The final film made by Straub and Huillet is a pared down exercise in the ‘pedagogy’ once celebrated by the late critic Serge Daney. A fixed camera mounted on a motor-boat captures in one long take the passing bank of the Loire; the sky is leaden, the foliage sparse; the river swelling. The first ‘event’ in the itinerary of Jean Bricard – the film’s title – comes after several minutes when the boat slows to turn a bend. To the boat itself, the camera, the various floating objects in the river and a moored vessel which the camera has passed is now added the fifth sign of human occupation of this territory (although the camera is autonomous generator of the presence before us and in this sense inhuman): a sign with an arrow pointing the direction round the river’s bend. Halfway back in the opposite direction a voice – that of Bricard himself as recorded in 1993 by the author on whose book the film is based, Jean-Yves Petiteau - surprises us by announcing that what we are observing is an island in the river, an island where he spent his childhood. The boat and the camera continue their course, with a seemingly identical sign and an indistinguishable second bend completing the circuit. Then a fixed shot of a rude country house with loud traffic driving past. An image of the house where he lives shot from across the river, the microphone picking up sounds of traffic from the house rather than the vantage point of the camera.

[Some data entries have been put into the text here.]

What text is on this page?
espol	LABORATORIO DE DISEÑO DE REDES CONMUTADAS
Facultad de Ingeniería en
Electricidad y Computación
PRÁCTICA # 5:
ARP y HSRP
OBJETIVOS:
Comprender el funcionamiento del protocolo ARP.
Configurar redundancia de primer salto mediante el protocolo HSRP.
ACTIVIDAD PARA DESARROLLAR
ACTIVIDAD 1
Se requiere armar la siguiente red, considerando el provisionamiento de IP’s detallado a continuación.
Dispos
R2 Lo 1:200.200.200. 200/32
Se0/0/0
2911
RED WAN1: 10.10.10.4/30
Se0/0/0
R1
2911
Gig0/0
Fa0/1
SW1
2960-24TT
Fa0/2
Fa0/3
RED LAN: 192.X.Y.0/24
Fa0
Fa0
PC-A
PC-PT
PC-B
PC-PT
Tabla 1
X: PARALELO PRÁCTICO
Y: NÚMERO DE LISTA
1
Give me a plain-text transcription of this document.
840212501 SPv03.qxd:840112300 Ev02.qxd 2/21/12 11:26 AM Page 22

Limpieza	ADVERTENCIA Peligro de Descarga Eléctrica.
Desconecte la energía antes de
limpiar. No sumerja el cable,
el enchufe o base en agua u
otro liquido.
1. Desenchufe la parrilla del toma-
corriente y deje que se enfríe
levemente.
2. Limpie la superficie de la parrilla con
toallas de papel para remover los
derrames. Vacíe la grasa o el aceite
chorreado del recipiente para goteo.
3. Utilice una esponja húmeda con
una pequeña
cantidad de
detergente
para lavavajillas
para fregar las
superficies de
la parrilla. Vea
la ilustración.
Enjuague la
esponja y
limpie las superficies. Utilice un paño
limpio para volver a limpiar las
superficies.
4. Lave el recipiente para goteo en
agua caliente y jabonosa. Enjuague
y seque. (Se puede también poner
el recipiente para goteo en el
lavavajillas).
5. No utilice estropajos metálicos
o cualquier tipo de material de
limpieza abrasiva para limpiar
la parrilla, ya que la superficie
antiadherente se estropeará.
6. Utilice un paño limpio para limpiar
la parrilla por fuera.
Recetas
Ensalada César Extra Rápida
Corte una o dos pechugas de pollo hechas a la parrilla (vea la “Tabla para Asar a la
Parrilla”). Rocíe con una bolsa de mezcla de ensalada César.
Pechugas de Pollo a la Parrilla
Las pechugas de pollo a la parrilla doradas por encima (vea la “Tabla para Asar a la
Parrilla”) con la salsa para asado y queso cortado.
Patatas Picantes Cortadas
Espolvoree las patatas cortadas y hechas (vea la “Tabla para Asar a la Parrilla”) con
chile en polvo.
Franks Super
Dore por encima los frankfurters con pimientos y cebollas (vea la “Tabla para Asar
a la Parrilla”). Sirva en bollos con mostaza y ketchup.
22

The sound of various engines intrudes on this film which ends up being about the political ecology of the post-war period and a further entry on the work of this film-making team on this period and its conceptual, aesthetic and political legacies. The Loire was a boundary between the German soldiers and the Americans, the local resistance ferrying the latter and risking arrest and deportation. A plaque commemorates the uncle and associates who were captured doing this. In the middle lies the island, repository of the memory of a pre-war childhood not itself immune to terror – this is the house where rats ate my finger while I slept Bricard recalls.

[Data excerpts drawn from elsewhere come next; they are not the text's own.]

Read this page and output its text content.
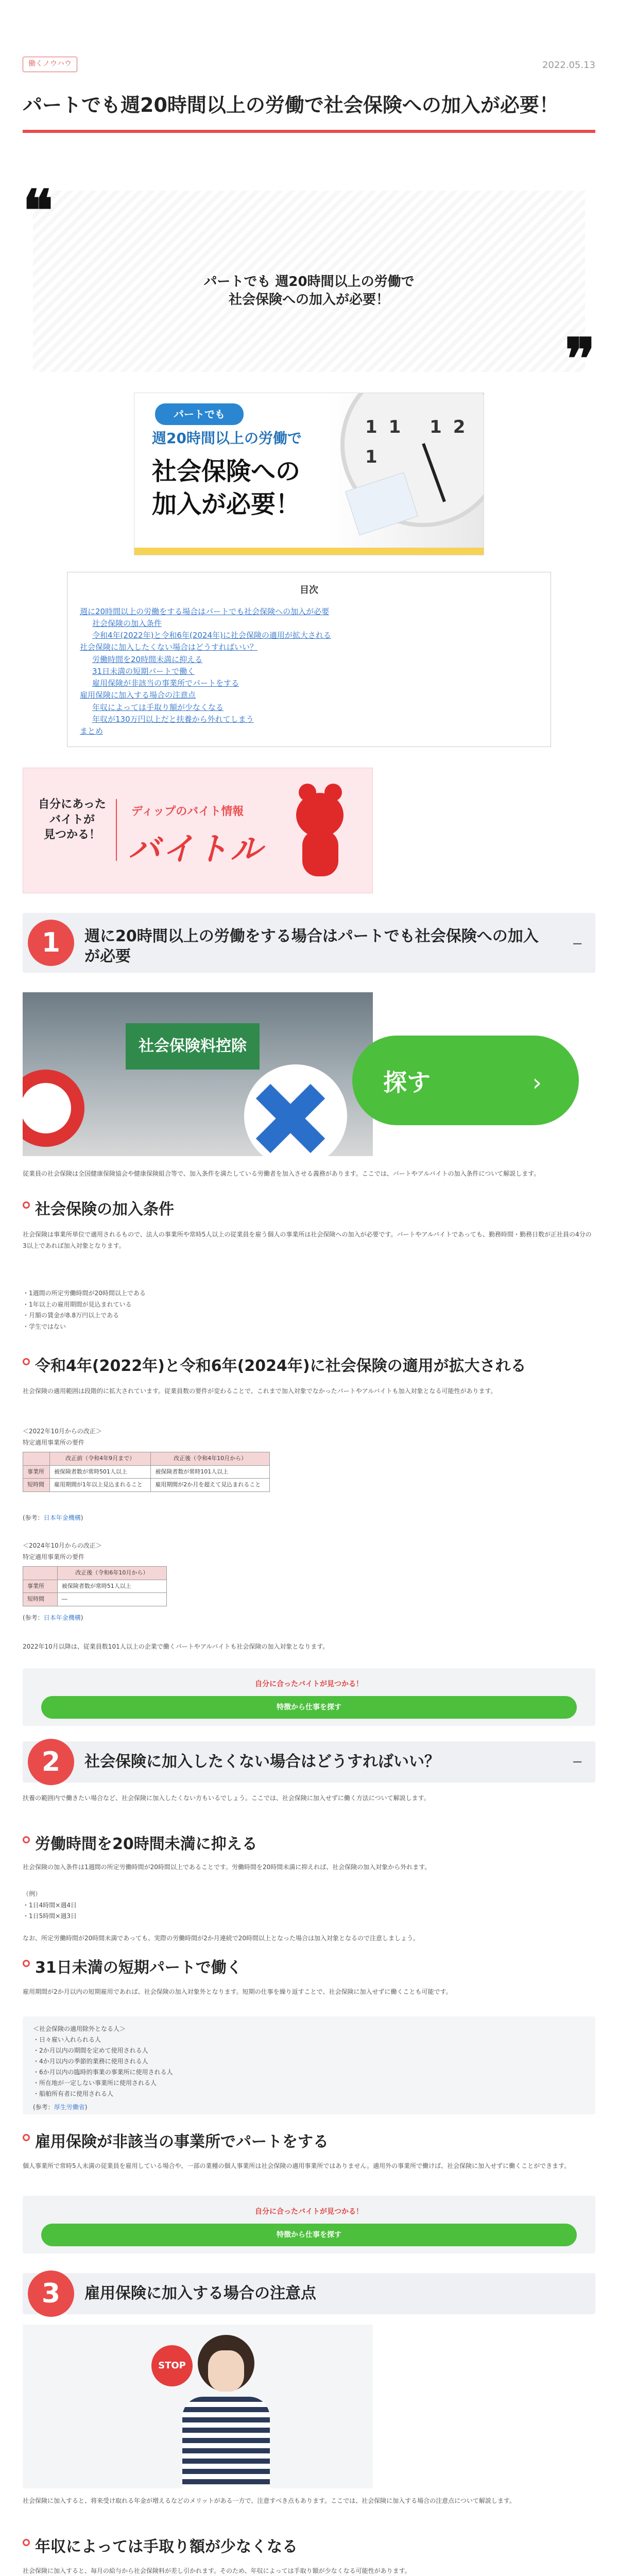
働くノウハウ	2022.05.13
パートでも週20時間以上の労働で社会保険への加入が必要！
❝

パートでも 週20時間以上の労働で
社会保険への加入が必要！

❞
11 12 1
パートでも
週20時間以上の労働で
社会保険への
加入が必要！
目次
週に20時間以上の労働をする場合はパートでも社会保険への加入が必要
社会保険の加入条件
令和4年(2022年)と令和6年(2024年)に社会保険の適用が拡大される
社会保険に加入したくない場合はどうすればいい？
労働時間を20時間未満に抑える
31日未満の短期パートで働く
雇用保険が非該当の事業所でパートをする
雇用保険に加入する場合の注意点
年収によっては手取り額が少なくなる
年収が130万円以上だと扶養から外れてしまう
まとめ
自分にあった
バイトが
見つかる！
ディップのバイト情報
バイトル
1	週に20時間以上の労働をする場合はパートでも社会保険への加入が必要
−
社会保険料控除
探す	›
従業員の社会保険は全国健康保険協会や健康保険組合等で、加入条件を満たしている労働者を加入させる義務があります。ここでは、パートやアルバイトの加入条件について解説します。
社会保険の加入条件
社会保険は事業所単位で適用されるもので、法人の事業所や常時5人以上の従業員を雇う個人の事業所は社会保険への加入が必要です。パートやアルバイトであっても、勤務時間・勤務日数が正社員の4分の3以上であれば加入対象となります。
・1週間の所定労働時間が20時間以上である
・1年以上の雇用期間が見込まれている
・月額の賃金が8.8万円以上である
・学生ではない
令和4年(2022年)と令和6年(2024年)に社会保険の適用が拡大される
社会保険の適用範囲は段階的に拡大されています。従業員数の要件が変わることで、これまで加入対象でなかったパートやアルバイトも加入対象となる可能性があります。
＜2022年10月からの改正＞
特定適用事業所の要件
	改正前（令和4年9月まで）	改正後（令和4年10月から）
事業所	被保険者数が常時501人以上	被保険者数が常時101人以上
短時間	雇用期間が1年以上見込まれること	雇用期間が2か月を超えて見込まれること
(参考：日本年金機構)
＜2024年10月からの改正＞
特定適用事業所の要件
	改正後（令和6年10月から）
事業所	被保険者数が常時51人以上
短時間	―
(参考：日本年金機構)
2022年10月以降は、従業員数101人以上の企業で働くパートやアルバイトも社会保険の加入対象となります。
自分に合ったバイトが見つかる！
特徴から仕事を探す
2	社会保険に加入したくない場合はどうすればいい？	−
扶養の範囲内で働きたい場合など、社会保険に加入したくない方もいるでしょう。ここでは、社会保険に加入せずに働く方法について解説します。
労働時間を20時間未満に抑える
社会保険の加入条件は1週間の所定労働時間が20時間以上であることです。労働時間を20時間未満に抑えれば、社会保険の加入対象から外れます。
（例）
・1日4時間×週4日
・1日5時間×週3日
なお、所定労働時間が20時間未満であっても、実際の労働時間が2か月連続で20時間以上となった場合は加入対象となるので注意しましょう。
31日未満の短期パートで働く
雇用期間が2か月以内の短期雇用であれば、社会保険の加入対象外となります。短期の仕事を繰り返すことで、社会保険に加入せずに働くことも可能です。
＜社会保険の適用除外となる人＞
・日々雇い入れられる人
・2か月以内の期間を定めて使用される人
・4か月以内の季節的業務に使用される人
・6か月以内の臨時的事業の事業所に使用される人
・所在地が一定しない事業所に使用される人
・船舶所有者に使用される人
(参考：厚生労働省)
雇用保険が非該当の事業所でパートをする
個人事業所で常時5人未満の従業員を雇用している場合や、一部の業種の個人事業所は社会保険の適用事業所ではありません。適用外の事業所で働けば、社会保険に加入せずに働くことができます。
自分に合ったバイトが見つかる！
特徴から仕事を探す
3	雇用保険に加入する場合の注意点
STOP
社会保険に加入すると、将来受け取れる年金が増えるなどのメリットがある一方で、注意すべき点もあります。ここでは、社会保険に加入する場合の注意点について解説します。
年収によっては手取り額が少なくなる
社会保険に加入すると、毎月の給与から社会保険料が差し引かれます。そのため、年収によっては手取り額が少なくなる可能性があります。
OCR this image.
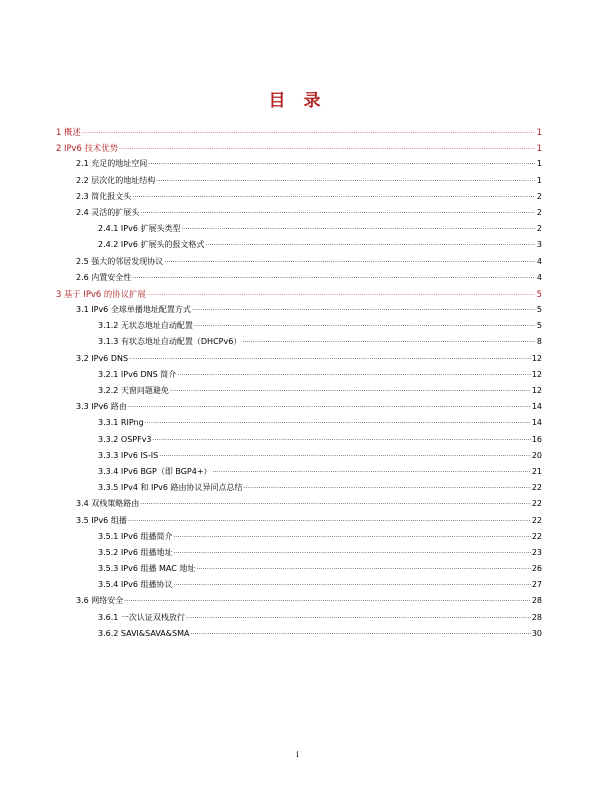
目 录
1 概述 ·····	1
2 IPv6 技术优势 ·····	1
2.1 充足的地址空间 ·····	1
2.2 层次化的地址结构 ·····	1
2.3 简化报文头 ·····	2
2.4 灵活的扩展头 ·····	2
2.4.1 IPv6 扩展头类型 ·····	2
2.4.2 IPv6 扩展头的报文格式 ·····	3
2.5 强大的邻居发现协议 ·····	4
2.6 内置安全性 ·····	4
3 基于 IPv6 的协议扩展 ·····	5
3.1 IPv6 全球单播地址配置方式 ·····	5
3.1.2 无状态地址自动配置 ·····	5
3.1.3 有状态地址自动配置（DHCPv6） ·····	8
3.2 IPv6 DNS ·····	12
3.2.1 IPv6 DNS 简介 ·····	12
3.2.2 天窗问题避免 ·····	12
3.3 IPv6 路由 ·····	14
3.3.1 RIPng ·····	14
3.3.2 OSPFv3 ·····	16
3.3.3 IPv6 IS-IS ·····	20
3.3.4 IPv6 BGP（即 BGP4+） ·····	21
3.3.5 IPv4 和 IPv6 路由协议异同点总结 ·····	22
3.4 双栈策略路由 ·····	22
3.5 IPv6 组播 ·····	22
3.5.1 IPv6 组播简介 ·····	22
3.5.2 IPv6 组播地址 ·····	23
3.5.3 IPv6 组播 MAC 地址 ·····	26
3.5.4 IPv6 组播协议 ·····	27
3.6 网络安全 ·····	28
3.6.1 一次认证双栈放行 ·····	28
3.6.2 SAVI&SAVA&SMA ·····	30
i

With the fixed camera on the motor boat, the film frame achieves its own ‘level’ because of the water’s height. The buildings on its banks have been part-submerged by the silting which has occurred in the postwar period when human intervention altered the topography. Bricard’s voice recounts how they once pulled a hundred rabbits to safety from the flood plain, but also is fascinated by the space now not visible once occupied by the oven in a derelict bistro. A reflection on erasure, archival inscription, submergence and divergence: this is a fitting coda to a marvellous oeuvre.